Mas coisas feias virão caso os EUA não resolvam o colapso político que criou a crise dos mísseis financeiros.
Grosso modo, um dólar a menos no capital de um banco significa reduzir em algo como dez dólares o dinheiro disponível para "empréstimos". Suponha-se que o pacotão, se aprovado, seja a metade dos US$ 700 bilhões antes previstos para a compra de papéis podres. Suponha-se que tais papéis sejam comprados por generosos 60% do valor nominal e que tal medida não suscite uma alegre onda de recapitalização bancária. Os bancos ainda teriam de dar baixa de uns US$ 230 bilhões nos balanços, o que limitaria o crédito em até US$ 2,3 trilhões, 15% do PIB americano. Isso se o pacote sair.

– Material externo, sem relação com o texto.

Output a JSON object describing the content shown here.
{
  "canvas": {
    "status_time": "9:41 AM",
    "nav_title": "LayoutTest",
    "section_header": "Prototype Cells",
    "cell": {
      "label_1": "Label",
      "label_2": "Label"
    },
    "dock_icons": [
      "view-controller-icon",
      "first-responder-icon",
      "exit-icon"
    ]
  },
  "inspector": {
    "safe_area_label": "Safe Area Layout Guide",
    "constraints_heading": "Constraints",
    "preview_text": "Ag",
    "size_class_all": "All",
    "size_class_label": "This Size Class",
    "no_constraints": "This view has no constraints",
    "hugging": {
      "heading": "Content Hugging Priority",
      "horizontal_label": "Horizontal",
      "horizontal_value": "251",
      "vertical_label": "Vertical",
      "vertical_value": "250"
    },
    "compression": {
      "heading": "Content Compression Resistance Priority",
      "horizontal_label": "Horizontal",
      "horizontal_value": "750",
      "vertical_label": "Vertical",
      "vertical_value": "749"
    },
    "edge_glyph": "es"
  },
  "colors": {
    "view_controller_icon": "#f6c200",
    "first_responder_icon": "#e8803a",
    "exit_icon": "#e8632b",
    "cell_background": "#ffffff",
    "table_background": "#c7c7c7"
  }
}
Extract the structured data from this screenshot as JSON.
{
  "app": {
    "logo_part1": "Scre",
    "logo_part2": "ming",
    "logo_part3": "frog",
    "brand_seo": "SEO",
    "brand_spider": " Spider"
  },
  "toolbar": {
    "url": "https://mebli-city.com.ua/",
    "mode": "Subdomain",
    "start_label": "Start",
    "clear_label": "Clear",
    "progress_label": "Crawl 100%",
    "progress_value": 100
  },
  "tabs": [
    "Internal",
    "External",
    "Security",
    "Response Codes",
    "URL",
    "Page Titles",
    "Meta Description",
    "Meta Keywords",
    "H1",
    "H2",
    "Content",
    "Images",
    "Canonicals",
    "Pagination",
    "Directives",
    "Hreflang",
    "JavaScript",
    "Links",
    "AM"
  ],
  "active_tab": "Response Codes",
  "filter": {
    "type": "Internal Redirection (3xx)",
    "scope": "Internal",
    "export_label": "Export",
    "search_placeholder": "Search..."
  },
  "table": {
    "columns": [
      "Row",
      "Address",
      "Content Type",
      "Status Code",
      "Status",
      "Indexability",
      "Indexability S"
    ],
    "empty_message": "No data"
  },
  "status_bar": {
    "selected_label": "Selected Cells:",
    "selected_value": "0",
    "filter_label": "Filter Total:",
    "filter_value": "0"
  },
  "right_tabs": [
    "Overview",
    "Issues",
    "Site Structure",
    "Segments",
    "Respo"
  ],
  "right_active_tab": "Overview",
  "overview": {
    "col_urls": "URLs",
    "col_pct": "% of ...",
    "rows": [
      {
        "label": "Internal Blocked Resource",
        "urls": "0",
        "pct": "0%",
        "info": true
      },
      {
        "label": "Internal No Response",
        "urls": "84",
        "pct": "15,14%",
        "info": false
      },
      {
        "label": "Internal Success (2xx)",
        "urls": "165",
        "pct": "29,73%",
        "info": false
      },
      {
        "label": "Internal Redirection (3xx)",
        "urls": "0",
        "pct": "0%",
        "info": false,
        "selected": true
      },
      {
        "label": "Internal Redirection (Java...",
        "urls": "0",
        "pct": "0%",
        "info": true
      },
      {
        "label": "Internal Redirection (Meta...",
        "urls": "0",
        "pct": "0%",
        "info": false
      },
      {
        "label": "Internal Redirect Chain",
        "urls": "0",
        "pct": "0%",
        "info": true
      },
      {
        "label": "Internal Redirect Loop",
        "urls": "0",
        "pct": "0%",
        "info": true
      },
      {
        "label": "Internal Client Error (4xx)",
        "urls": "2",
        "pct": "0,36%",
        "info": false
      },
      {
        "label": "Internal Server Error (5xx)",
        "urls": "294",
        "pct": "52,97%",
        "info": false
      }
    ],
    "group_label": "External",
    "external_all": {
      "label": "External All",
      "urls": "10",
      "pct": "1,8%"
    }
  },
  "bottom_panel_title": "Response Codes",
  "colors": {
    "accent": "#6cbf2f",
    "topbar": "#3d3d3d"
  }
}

Isso é só um jogo aritmético rudimentar para dar alguma dimensão do rolo inicial que a ruína da finança americana pode causar. Isto é, restrição violenta de crédito, mais desemprego e mais inadimplência, o que realimenta a crise. "House to Street: Drop Dead" ("Deputados para Wall Street: Dane-se") foi o título que o site MarketWatch deu à notícia da rejeição parlamentar ao pacotão. Apesar de sinistramente divertido, não é lá verdade: da "Street" ao Brasil, a danação será geral.
Quando o governo americano deixou o Lehman Brothers falir, provocou uma corrida a fundos de investimento em renda fixa, afetados pela quebra do banco e outros medos. O governo teve então de estender a garantia federal a tais fundos, que, além de guardarem poupança de atacado e varejo, compram títulos de empresas (fornecem capital de curto prazo). Agora, o rumor sobre a próxima corrida é contra "hedge funds", que operam no mundo inteiro em coisas que vão de derivativos de crédito a contratos futuros de milho e petróleo. Se tiverem de vender ativos em massa a fim de atender aos saques, outras coisas feias virão.
Enquanto isso, o núcleo do mercado financeiro mundial continua paralisado e mais bancos quebram. O sistema político dos EUA está desorientado (embora tanto tenha se dito que o bipartidarismo favoreça a formação de maiorias estáveis, né?).
Não se sabe o preço de nada nas finanças. Sugere-se até, entre financistas, economistas e políticos, que o governo compre papéis a preços tabelados, visto que o mercado não sabe mais como cotá-los. De resto, o governo americano, além de estatizar bancos, subsidia a oligopolização de seu sistema financeiro. A compra do Wachovia pelo Citi foi assim: leva barato que o governo garante perdas eventuais com os mais de US$ 300 bilhões de papéis podres do Wachovia. Como no caso da compra do Bear Stearns pelo JPMorgan.
Mas não vai dar para conter o rolo assim, no conta-gotas bilionário, pois a crise virou bola de neve.